At the start of December, a Lakeside Heritage Society volunteer combing through our library collection stumbled across a small storage bag containing an aged, leather-bound book and a typewritten note. Donated to LHS in the 1980s, the book "Experience and Gospel Labours of the Rev. Benjamin Abbott" had clearly been handed down for many years before finding its way into the Archives.
The Donation Note, which has been included below, offered an incredible overview of the book's heritage. Based on the copyright date, this book is the oldest artifact found in the LHS Archives - printed more than 220 years ago!

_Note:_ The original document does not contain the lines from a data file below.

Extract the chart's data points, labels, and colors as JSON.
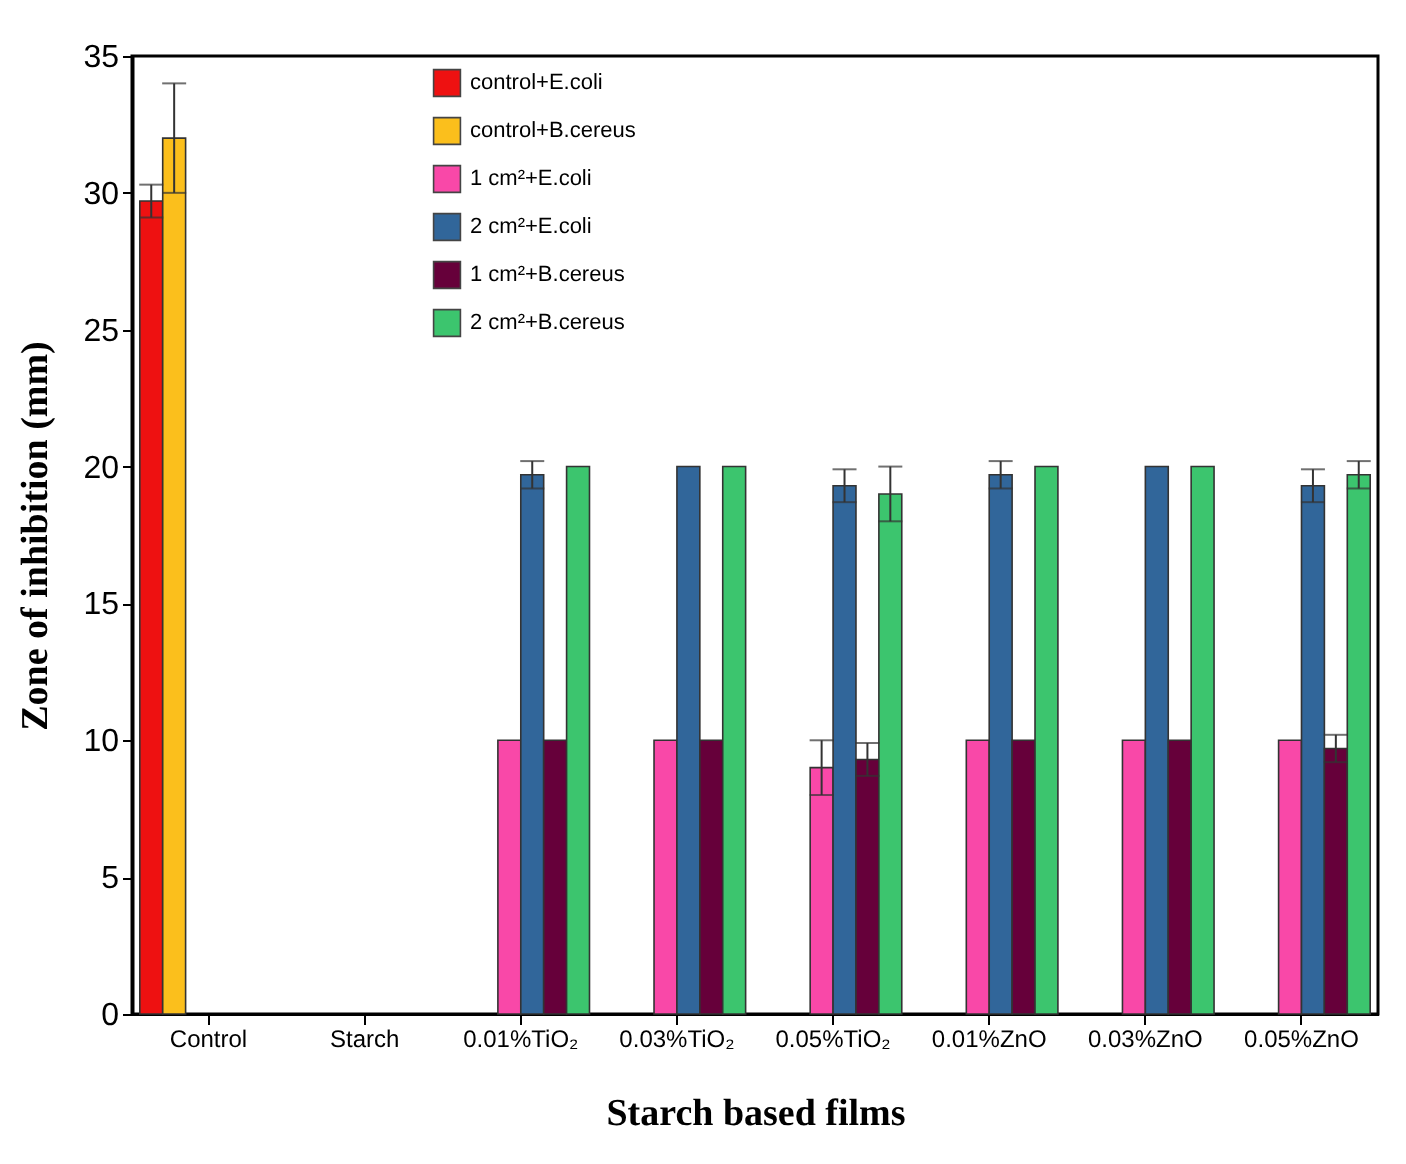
{
  "chart_data": {
    "type": "bar",
    "xlabel": "Starch based films",
    "ylabel": "Zone of inhibition (mm)",
    "categories": [
      "Control",
      "Starch",
      "0.01%TiO₂",
      "0.03%TiO₂",
      "0.05%TiO₂",
      "0.01%ZnO",
      "0.03%ZnO",
      "0.05%ZnO"
    ],
    "series": [
      {
        "name": "control+E.coli",
        "color": "#ee1111",
        "values": [
          29.7,
          null,
          null,
          null,
          null,
          null,
          null,
          null
        ],
        "errors": [
          0.6,
          null,
          null,
          null,
          null,
          null,
          null,
          null
        ]
      },
      {
        "name": "control+B.cereus",
        "color": "#fbbf1c",
        "values": [
          32,
          null,
          null,
          null,
          null,
          null,
          null,
          null
        ],
        "errors": [
          2,
          null,
          null,
          null,
          null,
          null,
          null,
          null
        ]
      },
      {
        "name": "1 cm²+E.coli",
        "color": "#f948a8",
        "values": [
          null,
          null,
          10,
          10,
          9,
          10,
          10,
          10
        ],
        "errors": [
          null,
          null,
          null,
          null,
          1,
          null,
          null,
          null
        ]
      },
      {
        "name": "2 cm²+E.coli",
        "color": "#31669a",
        "values": [
          null,
          null,
          19.7,
          20,
          19.3,
          19.7,
          20,
          19.3
        ],
        "errors": [
          null,
          null,
          0.5,
          null,
          0.6,
          0.5,
          null,
          0.6
        ]
      },
      {
        "name": "1 cm²+B.cereus",
        "color": "#66003a",
        "values": [
          null,
          null,
          10,
          10,
          9.3,
          10,
          10,
          9.7
        ],
        "errors": [
          null,
          null,
          null,
          null,
          0.6,
          null,
          null,
          0.5
        ]
      },
      {
        "name": "2 cm²+B.cereus",
        "color": "#3cc56e",
        "values": [
          null,
          null,
          20,
          20,
          19,
          20,
          20,
          19.7
        ],
        "errors": [
          null,
          null,
          null,
          null,
          1,
          null,
          null,
          0.5
        ]
      }
    ],
    "ylim": [
      0,
      35
    ],
    "yticks": [
      0,
      5,
      10,
      15,
      20,
      25,
      30,
      35
    ],
    "grid": false,
    "legend": "top"
  }
}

For reference, here are a few other events that were happening in 1791, the year "Experience and Gospel Labours of the Rev. Benjamin Abbott" printed:
-Premiere of Mozart's "The Magic Flute"
-Ratification of the U.S. Bill of Rights
-Start of the Haitian Revolution
-The Bank of the U.S. is incorporated in Philadelphia
-Thomas Paine's "Rights of Man" is published
-First steamboat patent approved for John Fitch & James Rumsey
-First French Constitution
"The Experience and Gospel Labours of the Rev. Benjamin Abbott
by John Ffirth
Book was found in the attic of a cottage by John Gdovicak who gave it to John Wonnell for Heritage Hall. It was owned by Elizabeth Bingman, given Apr. 1 1895 to John Bingman (in one place spelled Bingham).
Originally bound in leather, it was mended with a piece of homespun flannel from a skirt worn by the sister of Oliver Cromwell who lived 1599-1659.
Rev. Abbott was born in 1732. His parents both died, and he was apprenticed to a hatter in Philadelphia, and "soon fell into bad company." At age 40 he was converted and began to preach locally.
He joined the Methodists as an itinerant preacher. This was a dangerous thing to do, for the Methodists were persecuted as Tories. He was ordained deacon in 1790, an elder in 1793. His last appointment was in Cecil and Kent Counties, Maryland. He became ill and returned home in May, 1795 and died in 1796.
He had kept a diary, and started to write his experiences. He gave the manuscript to John Ffirth, who added a narrative of Rev. Abbott's life, and closed with a letter by Hugh Smith.
It is difficult to read, because the letter "f" is used instead of "s".
It would be interested to know of the connection of the Bingmans (or Binghams) to Lakeside."